While a great deal of information can be found online, there are also two excellent sources outside the digital realm that can be a tremendous help in directing your travels: the LDS Family History Library and professional genealogists in the country you are visiting.
Even if you’ve already found ancestors online at a website such as FamilySearch.org, Rencher notes, “We’re starting to acquire everything digitally, but it’s still just the tip of the iceberg.”
That iceberg is the 2.4 million rolls of microfilm from nations across the world at the Family History Library in Salt Lake City.
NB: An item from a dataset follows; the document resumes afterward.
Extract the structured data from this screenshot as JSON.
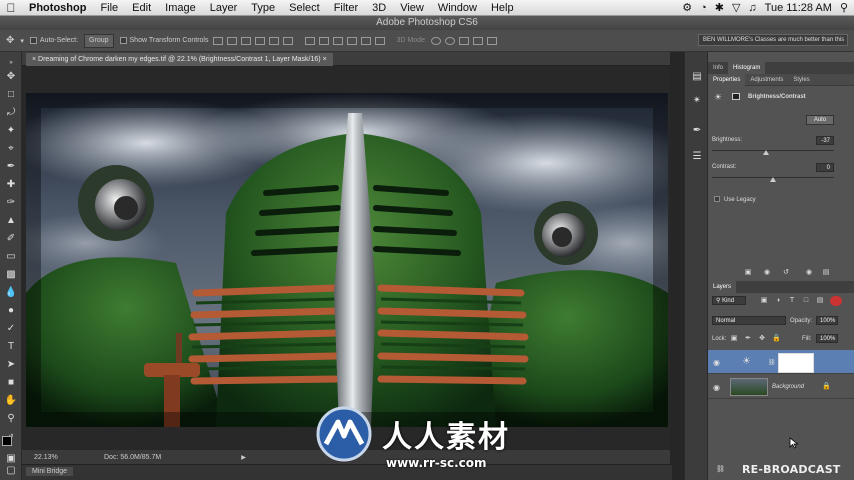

The LDS Church also operates smaller branches of the library throughout the world, and you can go to FamilySearch.org to find locations.
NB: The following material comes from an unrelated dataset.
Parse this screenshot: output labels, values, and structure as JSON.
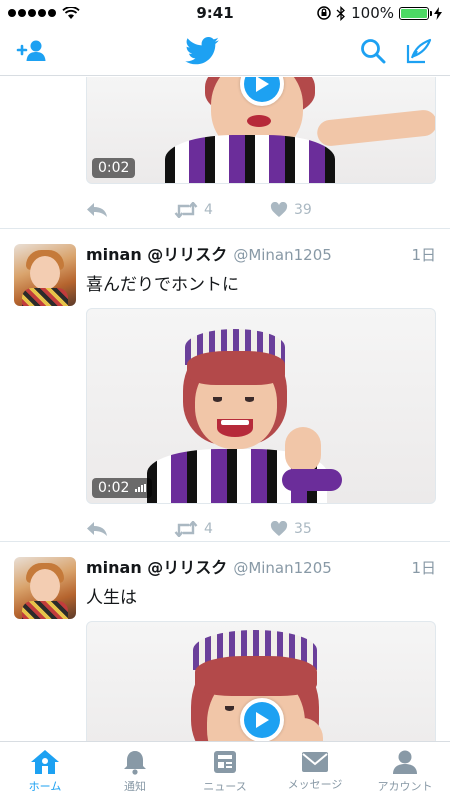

The collection in downtown Salt Lake City is so extensive, Rencher reports, that people will sometimes come from faraway nations to find records for the very nation they came from. More importantly, there are many volunteers on staff who can assist visitors with research questions and help them understand the strengths and limitations of the records available.
The second valuable tool is to get in touch with a professional genealogist in Ireland. There are many fine professional genealogists in the states and many companies that do a good job with organizing genealogy-related tours. However, our family experience has been that nothing beats a genealogist who lives in the area you are visiting and knows all of the ins and outs that are not always apparent to outsiders. A local professional can help you navigate local records offices, teach you how the history of the country has dictated what information is available, help you interpret the information you’ve found to create a coherent narrative and, most importantly, let you know the appropriate way to approach the locals when you go back to the “townland” your ancestors once called home.
There is, of course, some cost to this, but that relatively small amount of money compared to what you are spending on the entire trip can be the difference between creating a vacation you’ll never forget vs. skimming the surface.
On our trip to Ireland, we were able to meet with an Irish genealogist at the Shelbourne Hotel Dublin (www.shelbournehoteldublin.com), which employs Helen Kelly in a a position called the “Genealogy Butler” (www.helenkelly.com). She relates that it is her job to “empower people.” Her advice and help while we were in Ireland were invaluable, particularly when it came to things like finding places that are no longer listed on a map, knowing what to ask for at records offices and interpreting what those records meant.
While Kelly gave us a great deal of practical and technical advice, perhaps the best advice she gave us was about the transforming experiences that can occur when walking the same roads traveled by forefathers.
“There’s something that happens when you find your way into the landscape that cradled your ancestors,” she said. “It seems familiar. It feels like you’re coming home.”
The resources of the Family History Library and a local genealogist can make the history you’ve compiled in pages of research come alive as you walk through the places you’ve been reading about.